Jean’s polished poise impressed me. Her blonde hair gleamed with health and always had an impossible shape to it that must she must have spent hours perfecting. It defied gravity. Her makeup, carefully and liberally applied, highlighted the best parts of her face, her high cheekbones and her slightly slanted blue eyes. Expensive clothes clung to her trim body as closely as the sweet perfume she wore. I couldn’t resist.
Of course, two years later when Jean was offered a more profitable position at a company in another state, she took it, and she walked right out of my life as easily as she walked out the door to go to the supermarket.
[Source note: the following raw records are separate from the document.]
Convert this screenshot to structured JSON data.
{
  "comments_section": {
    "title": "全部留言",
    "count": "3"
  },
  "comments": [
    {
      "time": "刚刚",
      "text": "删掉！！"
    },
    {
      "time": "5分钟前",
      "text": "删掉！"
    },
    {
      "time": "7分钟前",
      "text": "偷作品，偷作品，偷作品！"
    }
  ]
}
No real thought involved. The same thing I’d done to Summer, I suppose.
*****
We walked hand-in-hand into the woods toward the creek. It tumbled over smooth, slippery rocks, and tiny fish darted in and out between our feet as we waded in. The water was so cold as to be almost painful, and I let out a long breath.
She reached down for a handful of water and splashed it on her sweating face. I did the same, gasping as the ice-cold water cascaded down my neck, soaking the collar of my shirt.
We waded up and down, snatching at minnows in the shallow water and collecting shiny rocks from the silt-covered bottom.
After half an hour or more of play and talk, more like children than adults, we climbed out, our feet like ice blocks, and lay side by side on the bank. The sun began to lower in the sky, and we watched the lightning bugs emerge in the dusk. Her hand felt warm in mine, alive.
My toes tingled as the blood rushed back to them and my fingers tingled from contact with hers.
She turned to look at me, her green eyes pained. “Will you remember this?”
Her voice cracked, almost allowing a sob to escape, and I saw the wetness on her cheeks for what it was, not water from our horseplay in the creek, but tears. I moved my other hand to her face to wipe the sadness away.
“Of course. Always.”
We lay there together, waiting, and when darkness finally consumed us, the fireworks began.
The great bangs in the sky thrilled us and we watched, amazed, as the colors exploded overhead.
*****
As the last firework faded in front of me, like a last hope fizzling out, I drew my last breath. My assistant, Jonathan, kneeled on the floor next to me, on the phone with a 911 operator.
I knew he wasn’t going to be able to help me, though. It was over. Done. My life had come to an end, and it was an ending I never expected. Dying on the floor of your office seems so… ordinary.
Just before I slipped away, I whispered something with my last breath and Jonathan leaned in to hear it, thinking it would be momentous. I always assumed myself that dying people must have some last burst of clarity before life fades. Don’t kings and leaders always go out with some earth-shattering tidbit of wisdom? Or at least a humbling joke that can be laughed over at the funeral? Jonathan would have liked that, to be in on my last joke. Unfortunately, I had nothing to give him.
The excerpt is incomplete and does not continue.